Principled Detection of Out-of-Distribution Examples in Neural Networks

Problem Statement

  • Given a pre-trained neural network, which is trained using data from some distribution P (referred to as in-distribution data), the task is to detect the examples coming from a distribution Q which is different from P (referred to as out-of-distribution data).

  • For example, if a digit recognizer neural network is trained using MNIST images, an out-of-distribution example would be images of animals.

  • Neural Networks can make high confidence predictions even in such cases where the input is unrecognisable or irrelevant.

  • The paper proposes ODIN which can detect such out-of-distribution examples without changing the pre-trained model itself.

  • Link to the paper

ODIN

  • Uses 2 major techniques

    • Temperature Scaling
      • Softmax classifier for the classification network can be written as:

        pi(x, T) = exp(fi(x)/T) / sum(exp(fj(x)/T))

      where x is the input, p is the softmax probability and T is the temperature scaling parameter.

      • Increasing T (up to some extent) boosts the performance in distinguishing in-distribution and out-of-distribution examples.
    • Input Preprocessing
      • Add small perturbations to the input (image) before feeding it into the network.

      • x_perturbed = x - ε * sign(-δxlog(py(x, T)))

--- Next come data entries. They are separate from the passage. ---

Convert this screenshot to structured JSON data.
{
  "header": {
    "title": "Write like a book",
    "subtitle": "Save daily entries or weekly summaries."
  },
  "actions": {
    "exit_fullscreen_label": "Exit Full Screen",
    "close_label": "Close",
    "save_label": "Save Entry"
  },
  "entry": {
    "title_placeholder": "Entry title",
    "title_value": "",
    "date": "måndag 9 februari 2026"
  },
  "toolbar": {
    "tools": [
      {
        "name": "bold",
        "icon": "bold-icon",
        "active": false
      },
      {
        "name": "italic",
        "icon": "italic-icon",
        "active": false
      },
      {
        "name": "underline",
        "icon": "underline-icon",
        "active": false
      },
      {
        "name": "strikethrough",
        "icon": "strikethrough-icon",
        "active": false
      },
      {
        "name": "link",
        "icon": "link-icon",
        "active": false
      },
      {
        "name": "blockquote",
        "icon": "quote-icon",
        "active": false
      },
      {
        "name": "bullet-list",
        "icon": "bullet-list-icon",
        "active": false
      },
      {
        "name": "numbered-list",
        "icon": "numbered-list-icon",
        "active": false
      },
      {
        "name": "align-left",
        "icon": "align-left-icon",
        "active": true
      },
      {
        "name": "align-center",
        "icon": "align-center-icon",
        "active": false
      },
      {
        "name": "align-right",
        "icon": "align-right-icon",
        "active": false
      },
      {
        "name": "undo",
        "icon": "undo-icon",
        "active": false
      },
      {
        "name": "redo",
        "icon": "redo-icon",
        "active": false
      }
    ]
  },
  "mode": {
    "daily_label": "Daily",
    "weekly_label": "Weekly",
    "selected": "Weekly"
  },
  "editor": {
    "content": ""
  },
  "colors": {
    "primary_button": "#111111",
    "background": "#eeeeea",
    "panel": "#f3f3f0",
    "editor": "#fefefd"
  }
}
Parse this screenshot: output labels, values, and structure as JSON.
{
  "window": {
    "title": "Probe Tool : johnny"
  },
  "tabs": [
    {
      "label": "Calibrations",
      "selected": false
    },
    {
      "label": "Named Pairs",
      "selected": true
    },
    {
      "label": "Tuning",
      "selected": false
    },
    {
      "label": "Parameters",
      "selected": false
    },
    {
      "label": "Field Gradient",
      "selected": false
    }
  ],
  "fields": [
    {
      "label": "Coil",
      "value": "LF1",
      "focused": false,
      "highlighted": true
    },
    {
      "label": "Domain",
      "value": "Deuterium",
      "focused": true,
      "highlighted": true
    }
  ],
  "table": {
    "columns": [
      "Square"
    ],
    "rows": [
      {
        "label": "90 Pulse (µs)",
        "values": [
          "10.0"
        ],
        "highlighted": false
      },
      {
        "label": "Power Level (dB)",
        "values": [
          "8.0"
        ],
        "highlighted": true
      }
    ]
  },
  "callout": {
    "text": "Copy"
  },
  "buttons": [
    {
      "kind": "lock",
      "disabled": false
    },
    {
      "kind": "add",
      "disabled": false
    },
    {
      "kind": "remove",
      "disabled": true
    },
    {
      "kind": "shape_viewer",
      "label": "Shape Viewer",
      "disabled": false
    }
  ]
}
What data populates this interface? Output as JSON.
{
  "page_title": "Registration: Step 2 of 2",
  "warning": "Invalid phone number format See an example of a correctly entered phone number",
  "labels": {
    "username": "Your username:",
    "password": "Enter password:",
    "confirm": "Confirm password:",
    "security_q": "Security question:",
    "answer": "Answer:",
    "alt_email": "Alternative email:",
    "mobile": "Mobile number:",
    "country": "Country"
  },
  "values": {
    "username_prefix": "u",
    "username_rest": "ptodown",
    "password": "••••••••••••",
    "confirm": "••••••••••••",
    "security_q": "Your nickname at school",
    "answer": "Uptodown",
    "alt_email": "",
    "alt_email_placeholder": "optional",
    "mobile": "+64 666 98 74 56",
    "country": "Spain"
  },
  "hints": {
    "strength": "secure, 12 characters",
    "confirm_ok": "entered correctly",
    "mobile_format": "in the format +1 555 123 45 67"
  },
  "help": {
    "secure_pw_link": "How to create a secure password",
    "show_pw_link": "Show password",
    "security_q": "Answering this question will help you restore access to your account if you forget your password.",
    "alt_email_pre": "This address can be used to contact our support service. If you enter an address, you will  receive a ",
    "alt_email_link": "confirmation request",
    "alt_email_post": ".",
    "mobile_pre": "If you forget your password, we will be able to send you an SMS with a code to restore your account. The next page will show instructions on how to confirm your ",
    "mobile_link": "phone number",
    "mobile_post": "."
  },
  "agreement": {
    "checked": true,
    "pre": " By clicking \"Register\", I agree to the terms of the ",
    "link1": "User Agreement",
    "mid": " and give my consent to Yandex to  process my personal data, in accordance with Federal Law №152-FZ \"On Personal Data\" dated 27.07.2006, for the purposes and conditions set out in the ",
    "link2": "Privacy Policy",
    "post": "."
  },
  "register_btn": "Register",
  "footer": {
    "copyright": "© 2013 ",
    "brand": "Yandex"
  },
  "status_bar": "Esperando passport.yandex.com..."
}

      where ε is the perturbation magnitude

      • The perturbations are such that softmax scores between in-distribution and out-of-distribution samples become separable.
  • Given an input (image), first perturb the input.
  • Feed the perturbed input to the network to get its softmax score.
  • If the softmax score is greater than some threshold, mark the input as in-distribution and feed in the unperturbed version of the input to the network for classification.
  • Otherwise, mark the input as out-of-distribution.
  • For detailed mathematical treatment, refer section 6 and appendix in the paper

Experiments

  • Code available on github

  • Models

    • DenseNet with depth L = 100 and growth rate k = 12
    • Wide ResNet with depth = 28 and widen factor = 10
  • In-Distribution Datasets

    • CIFAR-10
    • CIFAR-100
  • Out-of-Distribution Datasets

    • TinyImageNet
    • LSUN
    • iSUN
    • Gaussian Noise
  • Metrics

    • False Positive Rate at 95% True Positive Rate
    • Detection Error - minimum misclassification probability over all thresholds
    • Area Under the Receiver Operating Characteristic Curve
    • Area Under the Precision-Recall Curve
  • ODIN outperforms the baseline across all datasets and all models by a good margin.

Notes

  • Very simple and straightforward approach with theoretical justification under some conditions.
  • Limited to examples from Vision so can not judge its applicability for NLP tasks.